Jun 22 2020
The National and Regional Commercial Banks industry in Australia has declined over the past five years, with industry revenue expected to fall at an annualised 2.2% over the five years through 2019-20, to total $147.6 billion. This trend has largely been attributed to:
- A sluggish Australian economy
- The COVID-19 pandemic
- The consistent cash rate cuts during 2015, 2016 and five consecutive cash rate reductions from July 2019
These cuts have ultimately decreased the net interest margins of industry players, limiting profitability . Although lower rates have led to an increase in the volume of borrowers, this trend has not been enough to offset the overall fall in revenue.
Major industry player Commonwealth Bank, which accounts for approximately 22.6% market share, reported a reduction in net profit after tax by an estimated 8.1% over the 2018-19 financial year. Similarly, ANZ, which is expected to account for 15% market share in the industry, reported a fall in net profit after tax of roughly 7%.
Following the Financial Services Royal Commission and an increased level of scrutiny from APRA, industry operators are facing larger capital adequacy requirements and significant customer remediation costs. In December 2019, APRA launched an investigation against Westpac for the alleged breach of anti-money laundering laws, and imposed an additional $500 million in capital requirements needed to be held, on top of the regulatory requirements introduced in July 2019.
In previous years, the RBA’s decision to cut cash rates was attributed to a sluggish Australian economy. However, these rates recently have stayed low due to the extreme impact of the COVID-19 outbreak. As the national unemployment rate is forecast to rise by 8.83% in 2020-21 due to the pandemic, industry operators are likely to incur greater credit losses and bad debts over the period as households and businesses encounter financial difficulty.

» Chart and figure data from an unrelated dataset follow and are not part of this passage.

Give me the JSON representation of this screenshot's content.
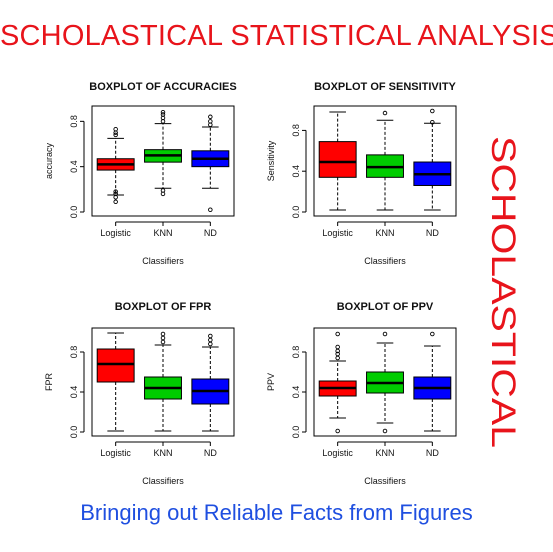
{
  "banner": {
    "title": "SCHOLASTICAL STATISTICAL ANALYSIS",
    "side_text": "SCHOLASTICAL",
    "tagline": "Bringing out Reliable Facts from Figures",
    "title_color": "#e8141b",
    "tagline_color": "#1f4fe0"
  },
  "chart_data": [
    {
      "type": "boxplot",
      "title": "BOXPLOT OF ACCURACIES",
      "xlabel": "Classifiers",
      "ylabel": "accuracy",
      "ylim": [
        0,
        0.9
      ],
      "yticks": [
        0.0,
        0.4,
        0.8
      ],
      "ytick_labels": [
        "0.0",
        "0.4",
        "0.8"
      ],
      "categories": [
        "Logistic",
        "KNN",
        "ND"
      ],
      "colors": [
        "#ff0000",
        "#00cc00",
        "#0000ff"
      ],
      "boxes": [
        {
          "whisker_low": 0.15,
          "q1": 0.37,
          "median": 0.42,
          "q3": 0.47,
          "whisker_high": 0.65,
          "outliers": [
            0.09,
            0.13,
            0.16,
            0.18,
            0.68,
            0.7,
            0.73
          ]
        },
        {
          "whisker_low": 0.21,
          "q1": 0.44,
          "median": 0.5,
          "q3": 0.55,
          "whisker_high": 0.78,
          "outliers": [
            0.16,
            0.19,
            0.8,
            0.83,
            0.86,
            0.88
          ]
        },
        {
          "whisker_low": 0.21,
          "q1": 0.4,
          "median": 0.47,
          "q3": 0.54,
          "whisker_high": 0.75,
          "outliers": [
            0.02,
            0.77,
            0.8,
            0.84
          ]
        }
      ]
    },
    {
      "type": "boxplot",
      "title": "BOXPLOT OF SENSITIVITY",
      "xlabel": "Classifiers",
      "ylabel": "Sensitivity",
      "ylim": [
        0,
        1.0
      ],
      "yticks": [
        0.0,
        0.4,
        0.8
      ],
      "ytick_labels": [
        "0.0",
        "0.4",
        "0.8"
      ],
      "categories": [
        "Logistic",
        "KNN",
        "ND"
      ],
      "colors": [
        "#ff0000",
        "#00cc00",
        "#0000ff"
      ],
      "boxes": [
        {
          "whisker_low": 0.02,
          "q1": 0.34,
          "median": 0.49,
          "q3": 0.69,
          "whisker_high": 0.98,
          "outliers": []
        },
        {
          "whisker_low": 0.02,
          "q1": 0.34,
          "median": 0.44,
          "q3": 0.56,
          "whisker_high": 0.9,
          "outliers": [
            0.97
          ]
        },
        {
          "whisker_low": 0.02,
          "q1": 0.26,
          "median": 0.37,
          "q3": 0.49,
          "whisker_high": 0.87,
          "outliers": [
            0.88,
            0.99
          ]
        }
      ]
    },
    {
      "type": "boxplot",
      "title": "BOXPLOT OF FPR",
      "xlabel": "Classifiers",
      "ylabel": "FPR",
      "ylim": [
        0,
        1.0
      ],
      "yticks": [
        0.0,
        0.4,
        0.8
      ],
      "ytick_labels": [
        "0.0",
        "0.4",
        "0.8"
      ],
      "categories": [
        "Logistic",
        "KNN",
        "ND"
      ],
      "colors": [
        "#ff0000",
        "#00cc00",
        "#0000ff"
      ],
      "boxes": [
        {
          "whisker_low": 0.01,
          "q1": 0.5,
          "median": 0.68,
          "q3": 0.83,
          "whisker_high": 0.99,
          "outliers": []
        },
        {
          "whisker_low": 0.01,
          "q1": 0.33,
          "median": 0.44,
          "q3": 0.55,
          "whisker_high": 0.87,
          "outliers": [
            0.9,
            0.94,
            0.98
          ]
        },
        {
          "whisker_low": 0.01,
          "q1": 0.28,
          "median": 0.41,
          "q3": 0.53,
          "whisker_high": 0.85,
          "outliers": [
            0.88,
            0.92,
            0.96
          ]
        }
      ]
    },
    {
      "type": "boxplot",
      "title": "BOXPLOT OF PPV",
      "xlabel": "Classifiers",
      "ylabel": "PPV",
      "ylim": [
        0,
        1.0
      ],
      "yticks": [
        0.0,
        0.4,
        0.8
      ],
      "ytick_labels": [
        "0.0",
        "0.4",
        "0.8"
      ],
      "categories": [
        "Logistic",
        "KNN",
        "ND"
      ],
      "colors": [
        "#ff0000",
        "#00cc00",
        "#0000ff"
      ],
      "boxes": [
        {
          "whisker_low": 0.14,
          "q1": 0.36,
          "median": 0.44,
          "q3": 0.51,
          "whisker_high": 0.71,
          "outliers": [
            0.01,
            0.74,
            0.78,
            0.81,
            0.85,
            0.98
          ]
        },
        {
          "whisker_low": 0.09,
          "q1": 0.39,
          "median": 0.49,
          "q3": 0.6,
          "whisker_high": 0.89,
          "outliers": [
            0.01,
            0.98
          ]
        },
        {
          "whisker_low": 0.01,
          "q1": 0.33,
          "median": 0.44,
          "q3": 0.55,
          "whisker_high": 0.86,
          "outliers": [
            0.98
          ]
        }
      ]
    }
  ]
}
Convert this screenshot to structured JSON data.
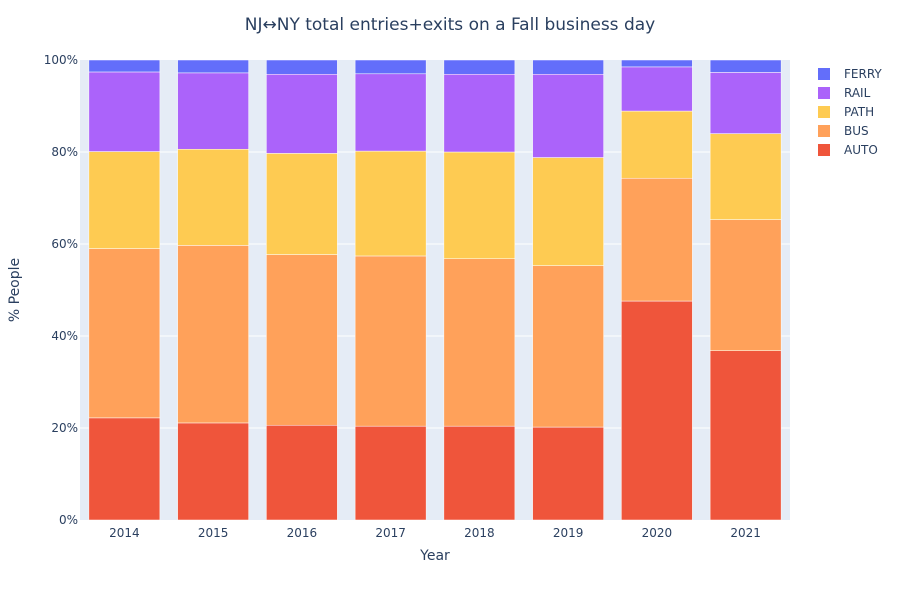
{
  "chart_data": {
    "type": "bar",
    "barmode": "stack",
    "title": "NJ↔NY total entries+exits on a Fall business day",
    "xlabel": "Year",
    "ylabel": "% People",
    "ylim": [
      0,
      100
    ],
    "y_tick_values": [
      0,
      20,
      40,
      60,
      80,
      100
    ],
    "y_tick_labels": [
      "0%",
      "20%",
      "40%",
      "60%",
      "80%",
      "100%"
    ],
    "categories": [
      "2014",
      "2015",
      "2016",
      "2017",
      "2018",
      "2019",
      "2020",
      "2021"
    ],
    "legend_position": "top-right",
    "grid": true,
    "plot_background": "#e5ecf6",
    "series": [
      {
        "name": "AUTO",
        "color": "#ef553b",
        "values": [
          22.2,
          21.1,
          20.6,
          20.4,
          20.4,
          20.2,
          47.6,
          36.8
        ]
      },
      {
        "name": "BUS",
        "color": "#ffa15a",
        "values": [
          36.8,
          38.6,
          37.1,
          37.0,
          36.4,
          35.1,
          26.7,
          28.5
        ]
      },
      {
        "name": "PATH",
        "color": "#fecb52",
        "values": [
          21.1,
          20.9,
          22.0,
          22.8,
          23.2,
          23.5,
          14.6,
          18.7
        ]
      },
      {
        "name": "RAIL",
        "color": "#ab63fa",
        "values": [
          17.3,
          16.6,
          17.2,
          16.8,
          16.9,
          18.1,
          9.6,
          13.3
        ]
      },
      {
        "name": "FERRY",
        "color": "#636efa",
        "values": [
          2.6,
          2.8,
          3.1,
          3.0,
          3.1,
          3.1,
          1.5,
          2.7
        ]
      }
    ],
    "legend_order": [
      "FERRY",
      "RAIL",
      "PATH",
      "BUS",
      "AUTO"
    ]
  }
}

Another aspect that significantly impacts the industry’s performance is total capital expenditure – the financing of business operations. Businesses in Australia fund their operations using debt, subsequently taking on credit with national and regional institutions. A rise in capital expenditure typically boosts greater borrowing, and positively affects revenue for the National and Regional Commercial Banks industry. However, total capital expenditure, particularly from the private sector, is expected to decline significantly in 2019-20. With several major players reporting a downgrade of expected earnings and an expected increase of credit defaults attributed to the pandemic, revenue for the National and Regional Commercial Banks industry is anticipated to decline by 4.7% in 2019-20.
Despite the currently challenging operating environment, as the Australian economy starts to recover from the effects of COVID-19, interest rates are forecast to rise, allowing banks to generate more revenue on their loan portfolios. The RBA is projected to increase the cash rate over the next five years as the economy improves, and lending activities resume. As a result, industry revenue is projected to grow at an annualised 3.7% over the five years through 2024-25, to total $176.8 billion.